Biography

Marisa Tesauro lives and works in Torino, Italy. She creates sculptures, installations and works on paper inspired by packaging, architectural debris and derelict spaces. Her work gives profound significance to the overlooked fragments that reveal contemporary histories, shifting them from the temporary and disposable to something preserved, seen, and remembered.

Tesauro’s work has been exhibited in galleries and museums internationally including La Specola museum, Florence, Italy, Queens Museum of Art, New York, Eyebeam Gallery, New York, La Escoscesa, Barcelona, Spain, Stand4 Gallery, New York, Martina Simeti, Milan, Italy, Project:ARTspace, New York, Andrew Edlin Gallery and the Bronx Museum of Art, New York.

Tesauro’s site-specific installations include Hunter’s Point South, New York, Monasterace Superiore, Italy, Old American Can Factory, New York, Bay Ridge Saw, New York and No Longer Empty at the Andrew Freedman Home. She has published two artist books, Strutture with Content Series and Relics in the Construction of Place. She collaborates with archeologists working in the Magna Grecia area of Italy and has given lectures relating to her research and work within the archeology field.
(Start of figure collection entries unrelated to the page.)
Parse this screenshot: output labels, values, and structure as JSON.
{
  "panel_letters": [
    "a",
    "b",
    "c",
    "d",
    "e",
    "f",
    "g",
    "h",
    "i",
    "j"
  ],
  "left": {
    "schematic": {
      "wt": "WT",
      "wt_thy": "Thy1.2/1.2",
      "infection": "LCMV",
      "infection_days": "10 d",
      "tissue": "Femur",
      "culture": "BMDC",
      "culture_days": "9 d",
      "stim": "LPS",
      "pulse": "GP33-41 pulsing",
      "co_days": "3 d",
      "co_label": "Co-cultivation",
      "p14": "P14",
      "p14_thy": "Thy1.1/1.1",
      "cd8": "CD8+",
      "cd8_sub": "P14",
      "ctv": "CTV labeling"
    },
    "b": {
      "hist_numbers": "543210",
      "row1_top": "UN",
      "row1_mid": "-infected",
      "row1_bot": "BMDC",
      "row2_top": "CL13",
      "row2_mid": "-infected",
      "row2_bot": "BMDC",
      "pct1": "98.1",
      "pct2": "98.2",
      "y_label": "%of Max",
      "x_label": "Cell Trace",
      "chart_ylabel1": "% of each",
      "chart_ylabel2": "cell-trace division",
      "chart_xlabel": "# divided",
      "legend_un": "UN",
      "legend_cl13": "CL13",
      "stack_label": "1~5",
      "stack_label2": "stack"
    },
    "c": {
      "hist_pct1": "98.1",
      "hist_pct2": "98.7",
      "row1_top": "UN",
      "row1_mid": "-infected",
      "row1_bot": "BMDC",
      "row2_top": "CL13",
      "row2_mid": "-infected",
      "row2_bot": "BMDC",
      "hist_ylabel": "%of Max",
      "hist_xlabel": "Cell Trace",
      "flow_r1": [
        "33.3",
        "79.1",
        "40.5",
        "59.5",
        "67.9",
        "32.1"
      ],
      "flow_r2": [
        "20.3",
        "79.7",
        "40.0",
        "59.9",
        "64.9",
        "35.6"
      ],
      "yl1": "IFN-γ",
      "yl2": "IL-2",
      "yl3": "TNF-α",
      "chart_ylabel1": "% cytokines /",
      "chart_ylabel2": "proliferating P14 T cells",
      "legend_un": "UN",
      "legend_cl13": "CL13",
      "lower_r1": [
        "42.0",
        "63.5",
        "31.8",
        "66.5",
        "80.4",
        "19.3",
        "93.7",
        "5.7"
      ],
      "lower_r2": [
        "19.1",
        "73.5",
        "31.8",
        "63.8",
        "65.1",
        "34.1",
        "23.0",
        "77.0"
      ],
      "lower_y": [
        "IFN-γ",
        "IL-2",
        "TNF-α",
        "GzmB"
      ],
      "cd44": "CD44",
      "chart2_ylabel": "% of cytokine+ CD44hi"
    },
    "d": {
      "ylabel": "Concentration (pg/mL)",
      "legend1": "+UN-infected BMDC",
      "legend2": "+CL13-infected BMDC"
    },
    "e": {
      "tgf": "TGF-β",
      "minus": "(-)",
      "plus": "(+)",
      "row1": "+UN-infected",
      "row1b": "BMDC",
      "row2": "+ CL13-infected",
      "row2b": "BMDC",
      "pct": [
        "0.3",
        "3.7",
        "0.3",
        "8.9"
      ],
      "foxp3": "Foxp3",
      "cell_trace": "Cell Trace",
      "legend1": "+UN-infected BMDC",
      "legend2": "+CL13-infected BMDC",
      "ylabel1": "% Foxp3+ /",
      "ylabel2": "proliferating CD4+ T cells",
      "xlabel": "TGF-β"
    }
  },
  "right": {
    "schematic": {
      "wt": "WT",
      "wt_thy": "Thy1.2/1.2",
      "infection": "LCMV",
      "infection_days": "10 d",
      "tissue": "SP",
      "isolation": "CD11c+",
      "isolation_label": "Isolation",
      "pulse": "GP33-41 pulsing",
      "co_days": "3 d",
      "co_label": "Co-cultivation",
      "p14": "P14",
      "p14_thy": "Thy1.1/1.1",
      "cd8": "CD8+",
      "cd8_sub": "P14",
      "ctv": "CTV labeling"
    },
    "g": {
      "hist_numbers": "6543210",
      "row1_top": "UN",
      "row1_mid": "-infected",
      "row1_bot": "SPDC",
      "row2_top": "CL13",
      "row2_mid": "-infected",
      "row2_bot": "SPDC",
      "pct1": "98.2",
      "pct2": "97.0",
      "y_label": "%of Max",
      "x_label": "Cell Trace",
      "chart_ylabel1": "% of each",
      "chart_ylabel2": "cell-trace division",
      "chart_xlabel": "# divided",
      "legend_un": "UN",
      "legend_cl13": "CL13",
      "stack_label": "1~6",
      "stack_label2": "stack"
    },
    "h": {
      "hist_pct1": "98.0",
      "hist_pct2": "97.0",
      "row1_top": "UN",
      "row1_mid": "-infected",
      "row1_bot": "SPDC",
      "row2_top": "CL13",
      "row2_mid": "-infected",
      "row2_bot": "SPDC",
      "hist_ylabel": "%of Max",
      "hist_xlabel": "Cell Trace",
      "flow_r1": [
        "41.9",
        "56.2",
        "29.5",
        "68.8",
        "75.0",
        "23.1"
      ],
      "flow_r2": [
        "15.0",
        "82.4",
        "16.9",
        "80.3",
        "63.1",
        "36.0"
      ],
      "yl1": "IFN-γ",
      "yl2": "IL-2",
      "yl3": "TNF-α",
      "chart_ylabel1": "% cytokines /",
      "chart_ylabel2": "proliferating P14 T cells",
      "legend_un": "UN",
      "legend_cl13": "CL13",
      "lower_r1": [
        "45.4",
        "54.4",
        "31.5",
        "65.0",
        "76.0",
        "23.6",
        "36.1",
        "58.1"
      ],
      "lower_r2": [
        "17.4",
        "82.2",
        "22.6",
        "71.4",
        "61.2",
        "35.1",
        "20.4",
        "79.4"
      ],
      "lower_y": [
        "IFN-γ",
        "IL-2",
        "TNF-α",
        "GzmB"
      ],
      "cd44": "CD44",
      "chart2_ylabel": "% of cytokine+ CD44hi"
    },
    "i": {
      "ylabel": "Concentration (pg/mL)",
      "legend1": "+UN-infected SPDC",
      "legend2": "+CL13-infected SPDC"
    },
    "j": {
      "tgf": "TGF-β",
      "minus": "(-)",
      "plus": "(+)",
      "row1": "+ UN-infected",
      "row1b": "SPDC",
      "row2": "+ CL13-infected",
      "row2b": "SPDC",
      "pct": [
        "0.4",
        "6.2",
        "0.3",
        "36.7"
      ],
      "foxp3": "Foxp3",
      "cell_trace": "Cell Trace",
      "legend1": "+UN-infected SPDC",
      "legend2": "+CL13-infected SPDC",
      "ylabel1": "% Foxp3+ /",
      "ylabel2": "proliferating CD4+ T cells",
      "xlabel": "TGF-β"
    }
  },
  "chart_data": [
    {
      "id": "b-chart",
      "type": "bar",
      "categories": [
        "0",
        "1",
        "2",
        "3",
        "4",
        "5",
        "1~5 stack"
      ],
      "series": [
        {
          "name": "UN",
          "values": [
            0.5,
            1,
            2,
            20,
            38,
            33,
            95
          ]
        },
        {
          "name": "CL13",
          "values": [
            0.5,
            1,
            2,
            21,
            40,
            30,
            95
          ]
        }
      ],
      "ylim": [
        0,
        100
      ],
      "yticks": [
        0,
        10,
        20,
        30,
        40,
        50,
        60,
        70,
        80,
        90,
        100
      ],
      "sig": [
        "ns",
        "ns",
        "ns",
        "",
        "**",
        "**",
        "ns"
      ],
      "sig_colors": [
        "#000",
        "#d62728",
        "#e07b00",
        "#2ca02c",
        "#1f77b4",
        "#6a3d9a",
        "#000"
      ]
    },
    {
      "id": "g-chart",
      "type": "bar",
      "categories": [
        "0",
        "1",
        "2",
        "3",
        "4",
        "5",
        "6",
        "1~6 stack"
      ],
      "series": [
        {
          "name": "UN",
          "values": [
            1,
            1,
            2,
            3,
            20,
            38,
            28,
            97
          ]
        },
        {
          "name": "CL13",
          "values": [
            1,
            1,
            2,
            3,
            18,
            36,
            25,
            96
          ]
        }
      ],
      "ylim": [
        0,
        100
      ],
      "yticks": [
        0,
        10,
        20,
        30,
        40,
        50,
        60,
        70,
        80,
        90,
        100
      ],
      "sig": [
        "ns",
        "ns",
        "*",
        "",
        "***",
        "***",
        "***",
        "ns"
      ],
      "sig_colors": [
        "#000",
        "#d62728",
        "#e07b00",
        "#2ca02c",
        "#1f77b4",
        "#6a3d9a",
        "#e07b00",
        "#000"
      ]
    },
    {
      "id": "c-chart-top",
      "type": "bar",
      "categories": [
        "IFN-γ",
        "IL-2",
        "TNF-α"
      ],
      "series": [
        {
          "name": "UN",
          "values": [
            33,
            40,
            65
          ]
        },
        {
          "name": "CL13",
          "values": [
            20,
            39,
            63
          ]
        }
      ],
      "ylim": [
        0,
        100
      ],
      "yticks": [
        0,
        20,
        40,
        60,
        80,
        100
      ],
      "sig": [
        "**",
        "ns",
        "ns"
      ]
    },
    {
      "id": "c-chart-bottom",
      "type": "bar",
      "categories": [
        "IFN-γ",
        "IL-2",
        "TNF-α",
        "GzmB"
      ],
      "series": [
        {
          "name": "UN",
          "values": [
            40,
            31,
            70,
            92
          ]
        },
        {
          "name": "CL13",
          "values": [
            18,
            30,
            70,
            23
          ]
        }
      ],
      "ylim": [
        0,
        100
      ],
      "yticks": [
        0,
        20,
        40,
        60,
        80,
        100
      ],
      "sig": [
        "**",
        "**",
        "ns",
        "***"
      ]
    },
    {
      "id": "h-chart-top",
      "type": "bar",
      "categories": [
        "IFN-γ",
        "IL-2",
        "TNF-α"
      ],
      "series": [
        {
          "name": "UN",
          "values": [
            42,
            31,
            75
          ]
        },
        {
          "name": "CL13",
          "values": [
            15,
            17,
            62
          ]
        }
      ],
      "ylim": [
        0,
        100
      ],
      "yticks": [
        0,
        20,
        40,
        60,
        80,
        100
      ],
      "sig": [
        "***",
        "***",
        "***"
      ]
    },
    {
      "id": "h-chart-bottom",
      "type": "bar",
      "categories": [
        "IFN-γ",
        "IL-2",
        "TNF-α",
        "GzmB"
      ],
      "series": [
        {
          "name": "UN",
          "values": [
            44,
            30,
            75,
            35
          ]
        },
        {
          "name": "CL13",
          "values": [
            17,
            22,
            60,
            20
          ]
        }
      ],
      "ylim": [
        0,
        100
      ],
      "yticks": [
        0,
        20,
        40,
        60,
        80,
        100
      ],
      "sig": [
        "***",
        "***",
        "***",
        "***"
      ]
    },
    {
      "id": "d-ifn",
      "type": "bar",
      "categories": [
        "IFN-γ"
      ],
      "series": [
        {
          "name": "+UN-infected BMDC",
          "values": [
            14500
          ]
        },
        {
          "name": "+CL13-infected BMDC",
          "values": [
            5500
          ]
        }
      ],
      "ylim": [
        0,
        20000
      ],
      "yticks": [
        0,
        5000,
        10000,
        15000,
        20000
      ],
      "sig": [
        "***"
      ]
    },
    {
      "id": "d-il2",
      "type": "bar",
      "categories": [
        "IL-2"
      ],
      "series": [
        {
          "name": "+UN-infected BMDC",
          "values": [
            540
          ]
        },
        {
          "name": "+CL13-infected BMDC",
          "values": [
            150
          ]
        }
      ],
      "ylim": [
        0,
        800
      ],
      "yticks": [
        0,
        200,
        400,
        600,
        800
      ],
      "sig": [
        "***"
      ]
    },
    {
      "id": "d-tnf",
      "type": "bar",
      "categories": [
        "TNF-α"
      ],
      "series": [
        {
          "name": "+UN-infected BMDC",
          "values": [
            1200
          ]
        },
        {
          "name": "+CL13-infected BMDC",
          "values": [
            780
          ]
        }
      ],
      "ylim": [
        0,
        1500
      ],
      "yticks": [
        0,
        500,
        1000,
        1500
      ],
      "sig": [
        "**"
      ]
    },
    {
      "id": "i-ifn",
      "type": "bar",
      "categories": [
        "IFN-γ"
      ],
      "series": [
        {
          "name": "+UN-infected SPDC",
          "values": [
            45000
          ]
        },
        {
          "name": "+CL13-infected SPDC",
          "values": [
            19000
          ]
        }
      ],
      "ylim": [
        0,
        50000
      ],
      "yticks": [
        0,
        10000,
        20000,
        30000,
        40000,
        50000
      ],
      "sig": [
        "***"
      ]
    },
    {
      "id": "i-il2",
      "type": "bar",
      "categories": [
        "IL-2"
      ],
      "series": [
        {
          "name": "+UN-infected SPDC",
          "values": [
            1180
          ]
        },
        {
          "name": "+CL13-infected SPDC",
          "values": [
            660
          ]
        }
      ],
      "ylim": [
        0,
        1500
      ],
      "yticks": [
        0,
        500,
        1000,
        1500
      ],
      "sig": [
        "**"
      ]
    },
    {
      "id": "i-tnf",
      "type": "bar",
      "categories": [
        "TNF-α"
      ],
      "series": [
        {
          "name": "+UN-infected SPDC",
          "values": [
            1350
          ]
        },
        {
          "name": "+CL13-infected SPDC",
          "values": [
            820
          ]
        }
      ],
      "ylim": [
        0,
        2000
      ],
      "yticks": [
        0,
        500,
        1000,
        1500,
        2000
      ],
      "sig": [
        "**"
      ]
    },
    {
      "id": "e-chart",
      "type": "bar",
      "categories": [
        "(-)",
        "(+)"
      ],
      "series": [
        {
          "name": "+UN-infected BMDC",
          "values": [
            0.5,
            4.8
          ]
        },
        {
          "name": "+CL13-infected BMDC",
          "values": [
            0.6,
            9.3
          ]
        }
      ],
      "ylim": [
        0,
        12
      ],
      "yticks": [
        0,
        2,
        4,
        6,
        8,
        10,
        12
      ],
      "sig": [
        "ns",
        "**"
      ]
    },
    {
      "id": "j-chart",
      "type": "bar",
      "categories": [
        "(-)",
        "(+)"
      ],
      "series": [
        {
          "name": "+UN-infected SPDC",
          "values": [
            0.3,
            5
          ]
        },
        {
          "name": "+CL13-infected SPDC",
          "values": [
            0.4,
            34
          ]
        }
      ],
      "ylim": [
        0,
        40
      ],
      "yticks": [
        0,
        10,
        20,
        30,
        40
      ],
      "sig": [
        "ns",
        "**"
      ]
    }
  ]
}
She is the recipient of an Adolph and Esther Gottlieb Emergency Grant, Jerome Foundation Travel and Study Grant, Foundation for Contemporary Arts Grant and the Yvonne Force Award amongst others. She was formerly an artist in the Artist Pension Trust and was an artist in residence at the Queens Museum Studio in the Park, Bronx Museum of Arts: Artists in the Marketplace and received a full-fellowship from the Vermont Studio Center. Tesauro received her BFA in painting from the Rhode Island School of Design in 2001.